Eu estava twittando e estavam escrevendo sobre voto, corrupção, essa sujeira toda e, então, lembrei de um texto que publiquei no www.brasilwiki.com.br:
A oportunidade, a brecha, o perverso e o voto
Publicado em 09/06/2008 pelo(a) wiki repórter Cleuber Roggia, Santa Maria-RS
A ocasião faz o ladrão. Com perdão do trocadilho, este velho chavão é muito adequado. Não há a perversidade sem o perverso, logicamente, e não há o perverso sem a ocasião. Que ocasião? Aquela em que ele busca, natural e inconscientemente, e que a encontra, não por acaso (e nada é por acaso), naquele que deixa a brecha, o furo, os vincos, as entradas – chame do que quiser – desprotegidas para o perverso adentrar.
Não há o perverso, em resumo, sem o sujeito que, inconscientemente, também, permite a perversidade.
A introdução acima tem por objetivo nortear o que abordarei sobre a lei e a moral. É importante destacar: o que é (i)legal e o que é (i)moral?
Uma sociedade não existe ou não se forma ou não se cria ou não se sustenta, sem suas leis, suas normas. Não obstante, não sobrevive ou não se mantém sem a moral. E aqui faço um parêntese (se não há moral, não há o imoral, e se não há lei, não há o ilegal, correto? É o que penso).
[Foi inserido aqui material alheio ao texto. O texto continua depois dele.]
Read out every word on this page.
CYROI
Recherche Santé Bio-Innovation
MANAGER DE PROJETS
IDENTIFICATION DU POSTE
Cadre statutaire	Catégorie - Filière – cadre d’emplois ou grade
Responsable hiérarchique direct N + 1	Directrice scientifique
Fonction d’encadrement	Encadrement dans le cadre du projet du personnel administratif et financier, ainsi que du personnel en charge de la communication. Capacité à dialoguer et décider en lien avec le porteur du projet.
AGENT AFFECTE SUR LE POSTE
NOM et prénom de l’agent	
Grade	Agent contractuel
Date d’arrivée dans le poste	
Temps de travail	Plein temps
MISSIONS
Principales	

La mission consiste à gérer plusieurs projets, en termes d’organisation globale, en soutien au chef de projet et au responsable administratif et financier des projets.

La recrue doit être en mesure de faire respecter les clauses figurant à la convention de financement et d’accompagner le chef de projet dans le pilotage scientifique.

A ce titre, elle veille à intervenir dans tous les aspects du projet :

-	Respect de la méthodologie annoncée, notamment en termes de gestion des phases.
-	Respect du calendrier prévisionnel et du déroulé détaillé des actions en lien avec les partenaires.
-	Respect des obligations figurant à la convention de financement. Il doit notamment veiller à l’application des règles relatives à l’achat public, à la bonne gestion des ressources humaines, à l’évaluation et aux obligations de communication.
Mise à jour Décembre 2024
Leio e leio, ouço e vejo cada vez mais “alguns” (muuuuuitos) em todo o tipo de mídia – lembre-se, nós é quem votamos e elegemos, portanto - hipocritamente falando que isso ou aquilo de que está sendo acusado ou questionado, é legal. Ok, concordo, é legal. Mas espera aí, aquilo que você, nobre cidadão que foi criado – em tese – no seio de uma família que cultua suas tradições e é regida pela moral e os bom costumes, tem leis escritas em casa ou sancionadas em votação pelo “congresso” familiar? Acredito que não. E é claro que não. Você já ouviu muito alguém falar: “isso vem de berço, não se compra na esquina.” Pois é, isso é a moral. Não que as leis são escritas sem a moral, não mesmo, mas algumas, e justamente tem um pessoal que bem as utiliza e cria para si e para sua turma. Mas nem todos são morais. Os atos, é claro, para não ficar tão explícito.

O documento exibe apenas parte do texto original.